Like that other great Soviet film of the 1970s, Andrei Tarkovsky’s Mirror, Tale of Tales is an exploration of its director’s own distorted memories. With a free-associative structure, the film drifts between several parallel settings to create a profound if obscure picture of a personal (and, by extension, national) history. A young girl plays jump-rope with a bull. A young boy eats an apple with some crows until his alcoholic father drags him away. Women and men dance beneath a streetlight to a World War II era tango, with each skip of the record signalling another man lost to the ravages of war. A sweet but distrusted wolf wanders lonely through a forest. The film feels like a raw extraction from its creator’s mind, meaning that it’s difficult to determine the precise significance of individual scenes. Luckily, you don’t have to entirely understand the ideas behind Norshteyn’s network of cinematic rabbit holes to get lost in it, especially when it all looks this good.

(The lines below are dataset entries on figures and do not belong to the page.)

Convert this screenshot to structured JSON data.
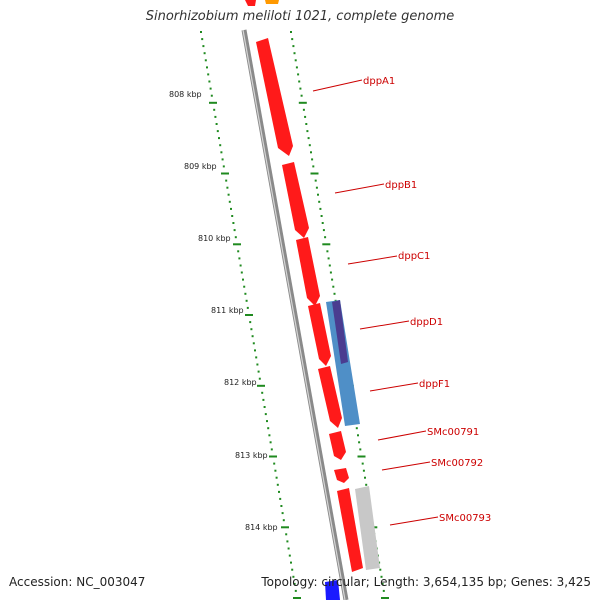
{
  "title": "Sinorhizobium meliloti 1021, complete genome",
  "accession": "Accession: NC_003047",
  "summary": "Topology: circular; Length: 3,654,135 bp; Genes: 3,425",
  "colors": {
    "backbone": "#8a8a8a",
    "cds": "#ff1a1a",
    "scale_ticks": "#1f8a1f",
    "gene_label": "#cc0000",
    "feature_blue": "#4f8fc7",
    "feature_purple": "#4a3c90",
    "feature_gray": "#c8c8c8",
    "feature_orange": "#ff9900",
    "feature_darkblue": "#1a1aff"
  },
  "scale_labels": [
    {
      "kbp": 808,
      "label": "808 kbp"
    },
    {
      "kbp": 809,
      "label": "809 kbp"
    },
    {
      "kbp": 810,
      "label": "810 kbp"
    },
    {
      "kbp": 811,
      "label": "811 kbp"
    },
    {
      "kbp": 812,
      "label": "812 kbp"
    },
    {
      "kbp": 813,
      "label": "813 kbp"
    },
    {
      "kbp": 814,
      "label": "814 kbp"
    }
  ],
  "genes": [
    {
      "name": "dppA1"
    },
    {
      "name": "dppB1"
    },
    {
      "name": "dppC1"
    },
    {
      "name": "dppD1"
    },
    {
      "name": "dppF1"
    },
    {
      "name": "SMc00791"
    },
    {
      "name": "SMc00792"
    },
    {
      "name": "SMc00793"
    }
  ]
}
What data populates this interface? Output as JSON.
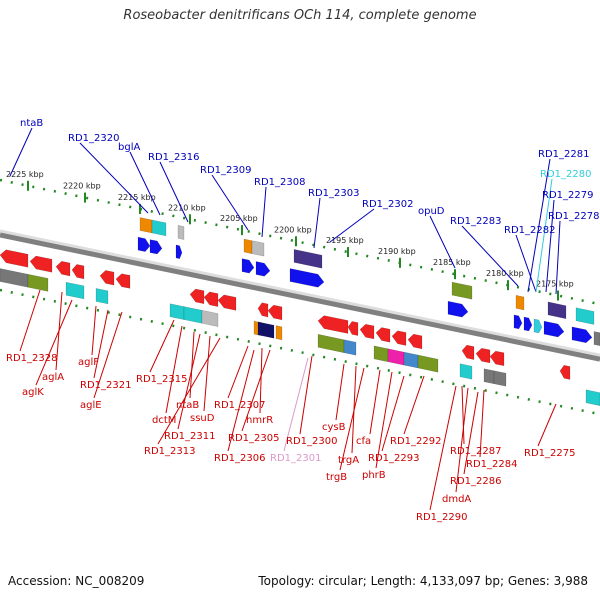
{
  "title": "Roseobacter denitrificans OCh 114, complete genome",
  "footer": {
    "accession": "Accession: NC_008209",
    "summary": "Topology: circular; Length: 4,133,097 bp; Genes: 3,988"
  },
  "colors": {
    "backbone": "#808080",
    "forward_label": "#0000bb",
    "reverse_label": "#cc0000",
    "highlight_label": "#33ccdd",
    "pseudo_label": "#dd99cc",
    "tick": "#228822"
  },
  "scale": [
    "2225 kbp",
    "2220 kbp",
    "2215 kbp",
    "2210 kbp",
    "2205 kbp",
    "2200 kbp",
    "2195 kbp",
    "2190 kbp",
    "2185 kbp",
    "2180 kbp",
    "2175 kbp"
  ],
  "forward_labels": [
    "ntaB",
    "RD1_2320",
    "bglA",
    "RD1_2316",
    "RD1_2309",
    "RD1_2308",
    "RD1_2303",
    "RD1_2302",
    "opuD",
    "RD1_2283",
    "RD1_2282",
    "RD1_2281",
    "RD1_2280",
    "RD1_2279",
    "RD1_2278"
  ],
  "reverse_labels": [
    "RD1_2328",
    "aglA",
    "aglK",
    "aglF",
    "RD1_2321",
    "aglE",
    "RD1_2315",
    "dctM",
    "ntaB",
    "RD1_2311",
    "ssuD",
    "RD1_2313",
    "RD1_2307",
    "hmrR",
    "RD1_2305",
    "RD1_2306",
    "RD1_2300",
    "RD1_2301",
    "cysB",
    "trgA",
    "trgB",
    "cfa",
    "phrB",
    "RD1_2293",
    "RD1_2292",
    "RD1_2287",
    "RD1_2284",
    "RD1_2286",
    "dmdA",
    "RD1_2290",
    "RD1_2275"
  ]
}
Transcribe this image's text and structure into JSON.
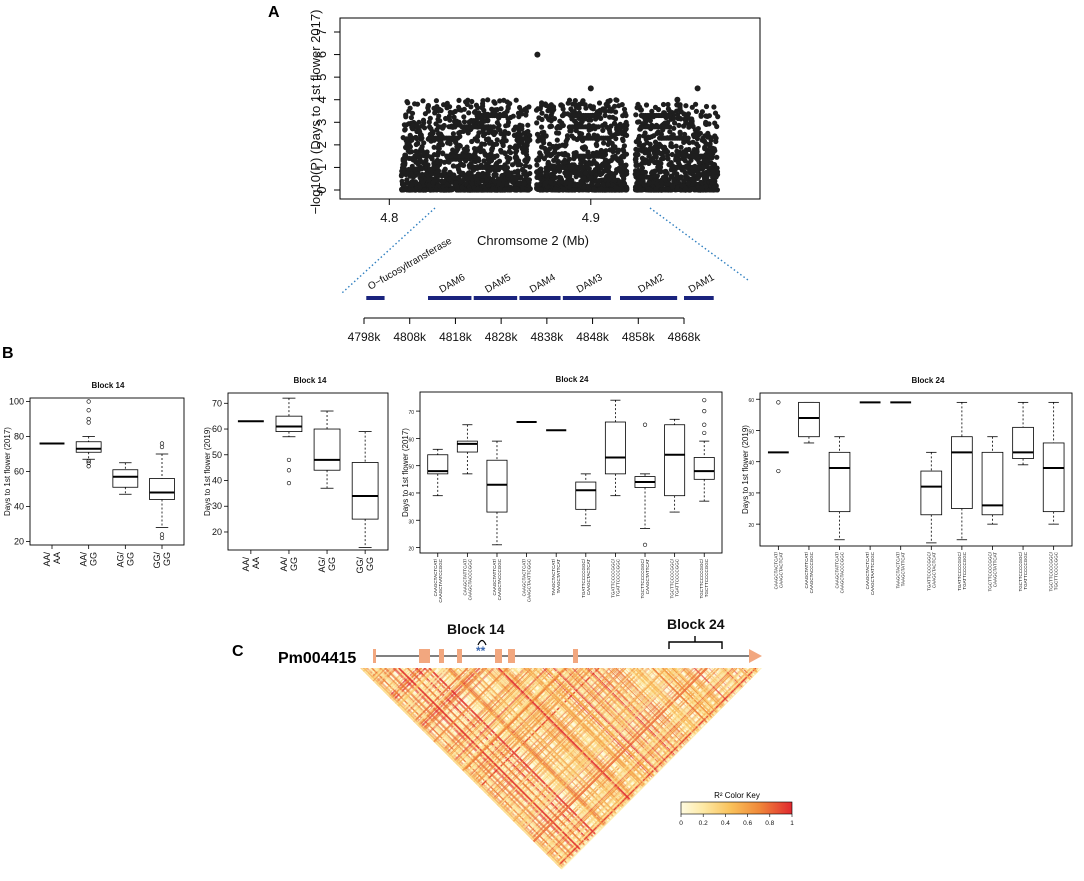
{
  "panels": {
    "a": {
      "letter": "A"
    },
    "b": {
      "letter": "B"
    },
    "c": {
      "letter": "C"
    }
  },
  "colors": {
    "points": "#1e1e1e",
    "gene_bar": "#1a237e",
    "dotted": "#2f7fc0",
    "exon": "#f2a77f",
    "ld_low": "#fffbe0",
    "ld_mid": "#f7a23a",
    "ld_high": "#e0282f"
  },
  "chart_data": [
    {
      "id": "manhattan",
      "type": "scatter",
      "title": "",
      "xlabel": "Chromsome 2 (Mb)",
      "ylabel": "−log10(P) (Days to 1st flower 2017)",
      "xlim": [
        4.78,
        4.98
      ],
      "ylim": [
        0,
        7
      ],
      "xticks": [
        4.8,
        4.9
      ],
      "xtick_labels": [
        "4.8",
        "4.9"
      ],
      "yticks": [
        0,
        1,
        2,
        3,
        4,
        5,
        6,
        7
      ],
      "ytick_labels": [
        "0",
        "1",
        "2",
        "3",
        "4",
        "5",
        "6",
        "7"
      ],
      "dense_clusters": [
        {
          "x_start": 4.806,
          "x_end": 4.87,
          "y_max": 4.0
        },
        {
          "x_start": 4.873,
          "x_end": 4.918,
          "y_max": 4.0
        },
        {
          "x_start": 4.922,
          "x_end": 4.963,
          "y_max": 3.8
        }
      ],
      "highlight_points": [
        {
          "x": 4.8735,
          "y": 6.0
        },
        {
          "x": 4.9,
          "y": 4.5
        },
        {
          "x": 4.953,
          "y": 4.5
        },
        {
          "x": 4.943,
          "y": 4.0
        }
      ]
    },
    {
      "id": "gene_track",
      "type": "diagram",
      "axis_ticks": [
        4798,
        4808,
        4818,
        4828,
        4838,
        4848,
        4858,
        4868
      ],
      "axis_tick_labels": [
        "4798k",
        "4808k",
        "4818k",
        "4828k",
        "4838k",
        "4848k",
        "4858k",
        "4868k"
      ],
      "genes": [
        {
          "name": "O−fucosyltransferase",
          "start": 4798.5,
          "end": 4802.5
        },
        {
          "name": "DAM6",
          "start": 4812,
          "end": 4821.5
        },
        {
          "name": "DAM5",
          "start": 4822,
          "end": 4831.5
        },
        {
          "name": "DAM4",
          "start": 4832,
          "end": 4841
        },
        {
          "name": "DAM3",
          "start": 4841.5,
          "end": 4852
        },
        {
          "name": "DAM2",
          "start": 4854,
          "end": 4866.5
        },
        {
          "name": "DAM1",
          "start": 4868,
          "end": 4874.5
        }
      ]
    },
    {
      "id": "box1",
      "type": "box",
      "title": "Block 14",
      "ylabel": "Days to 1st flower (2017)",
      "ylim": [
        18,
        102
      ],
      "yticks": [
        20,
        40,
        60,
        80,
        100
      ],
      "ytick_labels": [
        "20",
        "40",
        "60",
        "80",
        "100"
      ],
      "categories": [
        [
          "AA/",
          "AA"
        ],
        [
          "AA/",
          "GG"
        ],
        [
          "AG/",
          "GG"
        ],
        [
          "GG/",
          "GG"
        ]
      ],
      "boxes": [
        {
          "median": 76
        },
        {
          "q1": 71,
          "median": 73,
          "q3": 77,
          "wlo": 67,
          "whi": 80,
          "outliers": [
            63,
            65,
            66,
            88,
            90,
            95,
            100
          ]
        },
        {
          "q1": 51,
          "median": 57,
          "q3": 61,
          "wlo": 47,
          "whi": 65,
          "outliers": []
        },
        {
          "q1": 44,
          "median": 48,
          "q3": 56,
          "wlo": 28,
          "whi": 70,
          "outliers": [
            22,
            24,
            74,
            76
          ]
        }
      ]
    },
    {
      "id": "box2",
      "type": "box",
      "title": "Block 14",
      "ylabel": "Days to 1st flower (2019)",
      "ylim": [
        13,
        74
      ],
      "yticks": [
        20,
        30,
        40,
        50,
        60,
        70
      ],
      "ytick_labels": [
        "20",
        "30",
        "40",
        "50",
        "60",
        "70"
      ],
      "categories": [
        [
          "AA/",
          "AA"
        ],
        [
          "AA/",
          "GG"
        ],
        [
          "AG/",
          "GG"
        ],
        [
          "GG/",
          "GG"
        ]
      ],
      "boxes": [
        {
          "median": 63
        },
        {
          "q1": 59,
          "median": 61,
          "q3": 65,
          "wlo": 57,
          "whi": 72,
          "outliers": [
            39,
            44,
            48
          ]
        },
        {
          "q1": 44,
          "median": 48,
          "q3": 60,
          "wlo": 37,
          "whi": 67,
          "outliers": []
        },
        {
          "q1": 25,
          "median": 34,
          "q3": 47,
          "wlo": 14,
          "whi": 59,
          "outliers": []
        }
      ]
    },
    {
      "id": "box3",
      "type": "box",
      "title": "Block 24",
      "ylabel": "Days to 1st flower (2017)",
      "ylim": [
        18,
        77
      ],
      "yticks": [
        20,
        30,
        40,
        50,
        60,
        70
      ],
      "ytick_labels": [
        "20",
        "30",
        "40",
        "50",
        "60",
        "70"
      ],
      "categories": [
        [
          "CAAGCTACTCAT/",
          "CAAGCTAATCCGGC"
        ],
        [
          "CAAGCTATTCAT/",
          "CAAGCTACCCGGC"
        ],
        [
          "CAAGCTATTCAT/",
          "CAAGCTACCCGGC"
        ],
        [
          "CAAGCTACTCAT/",
          "CAAGCTAATTCGGC"
        ],
        [
          "TAAGCTACTCAT/",
          "TAAGCTATTCAT"
        ],
        [
          "TGATTCCCCGGC/",
          "CAAGCTACTCAT"
        ],
        [
          "TGATTCCCCGGC/",
          "TGATTCCCCGGC"
        ],
        [
          "TGCTTCCCCGGC/",
          "CAAGCTATTCAT"
        ],
        [
          "TGCTTCCCCGGC/",
          "TGATTCCCCGGC"
        ],
        [
          "TGCTTCCCCGGC/",
          "TGCTTCCCCGGC"
        ]
      ],
      "boxes": [
        {
          "q1": 47,
          "median": 48,
          "q3": 54,
          "wlo": 39,
          "whi": 56,
          "outliers": []
        },
        {
          "q1": 55,
          "median": 58,
          "q3": 59,
          "wlo": 47,
          "whi": 65,
          "outliers": []
        },
        {
          "q1": 33,
          "median": 43,
          "q3": 52,
          "wlo": 21,
          "whi": 59,
          "outliers": []
        },
        {
          "median": 66
        },
        {
          "median": 63
        },
        {
          "q1": 34,
          "median": 41,
          "q3": 44,
          "wlo": 28,
          "whi": 47,
          "outliers": []
        },
        {
          "q1": 47,
          "median": 53,
          "q3": 66,
          "wlo": 39,
          "whi": 74,
          "outliers": []
        },
        {
          "q1": 42,
          "median": 44,
          "q3": 46,
          "wlo": 27,
          "whi": 47,
          "outliers": [
            21,
            65
          ]
        },
        {
          "q1": 39,
          "median": 54,
          "q3": 65,
          "wlo": 33,
          "whi": 67,
          "outliers": []
        },
        {
          "q1": 45,
          "median": 48,
          "q3": 53,
          "wlo": 37,
          "whi": 59,
          "outliers": [
            62,
            65,
            70,
            74
          ]
        }
      ]
    },
    {
      "id": "box4",
      "type": "box",
      "title": "Block 24",
      "ylabel": "Days to 1st flower (2019)",
      "ylim": [
        13,
        62
      ],
      "yticks": [
        20,
        30,
        40,
        50,
        60
      ],
      "ytick_labels": [
        "20",
        "30",
        "40",
        "50",
        "60"
      ],
      "categories": [
        [
          "CAAGCTACTCAT/",
          "CAAGCTACTCAT"
        ],
        [
          "CAAGCTATTCAT/",
          "CAAGCTACCCGGC"
        ],
        [
          "CAAGCTATTCAT/",
          "CAAGCTACCCGGC"
        ],
        [
          "CAAGCTACTCAT/",
          "CAAGCTAATTCGGC"
        ],
        [
          "TAAGCTACTCAT/",
          "TAAGCTATTCAT"
        ],
        [
          "TGATTCCCCGGC/",
          "CAAGCTACTCAT"
        ],
        [
          "TGATTCCCCGGC/",
          "TGATTCCCCGGC"
        ],
        [
          "TGCTTCCCCGGC/",
          "CAAGCTATTCAT"
        ],
        [
          "TGCTTCCCCGGC/",
          "TGATTCCCCGGC"
        ],
        [
          "TGCTTCCCCGGC/",
          "TGCTTCCCCGGC"
        ]
      ],
      "boxes": [
        {
          "median": 43,
          "outliers": [
            37,
            59
          ]
        },
        {
          "q1": 48,
          "median": 54,
          "q3": 59,
          "wlo": 46,
          "whi": 59,
          "outliers": []
        },
        {
          "q1": 24,
          "median": 38,
          "q3": 43,
          "wlo": 15,
          "whi": 48,
          "outliers": []
        },
        {
          "median": 59
        },
        {
          "median": 59
        },
        {
          "q1": 23,
          "median": 32,
          "q3": 37,
          "wlo": 14,
          "whi": 43,
          "outliers": []
        },
        {
          "q1": 25,
          "median": 43,
          "q3": 48,
          "wlo": 15,
          "whi": 59,
          "outliers": []
        },
        {
          "q1": 23,
          "median": 26,
          "q3": 43,
          "wlo": 20,
          "whi": 48,
          "outliers": []
        },
        {
          "q1": 41,
          "median": 43,
          "q3": 51,
          "wlo": 39,
          "whi": 59,
          "outliers": []
        },
        {
          "q1": 24,
          "median": 38,
          "q3": 46,
          "wlo": 20,
          "whi": 59,
          "outliers": []
        }
      ]
    },
    {
      "id": "ld_heatmap",
      "type": "heatmap",
      "gene_name": "Pm004415",
      "block_labels": [
        "Block 14",
        "Block 24"
      ],
      "markers": [
        "**"
      ],
      "color_key_title": "R² Color Key",
      "color_key_ticks": [
        0,
        0.2,
        0.4,
        0.6,
        0.8,
        1
      ],
      "color_key_tick_labels": [
        "0",
        "0.2",
        "0.4",
        "0.6",
        "0.8",
        "1"
      ],
      "value_range": [
        0,
        1
      ]
    }
  ]
}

A perfectionist if ever there was one (he’s been working on his feature film debut since 1981), Norshteyn is a painter and filmmaker who believes that the full potential of animated cinema has yet to be realised, and Tale of Tales is clearly the work of a man trying to push the medium to its limits. Every frame feels lovingly crafted and deeply personal in a way that a larger team of animators could never recreate. This is essential viewing for anyone interested in what animation can be when it strays from post-Disney convention. Its vague but remarkably human images are like ready-made memories, waiting to embed themselves into your mind. Tale of Tales is immediately arresting but it’s also a film that only grows stranger and more beautiful in the days after seeing it.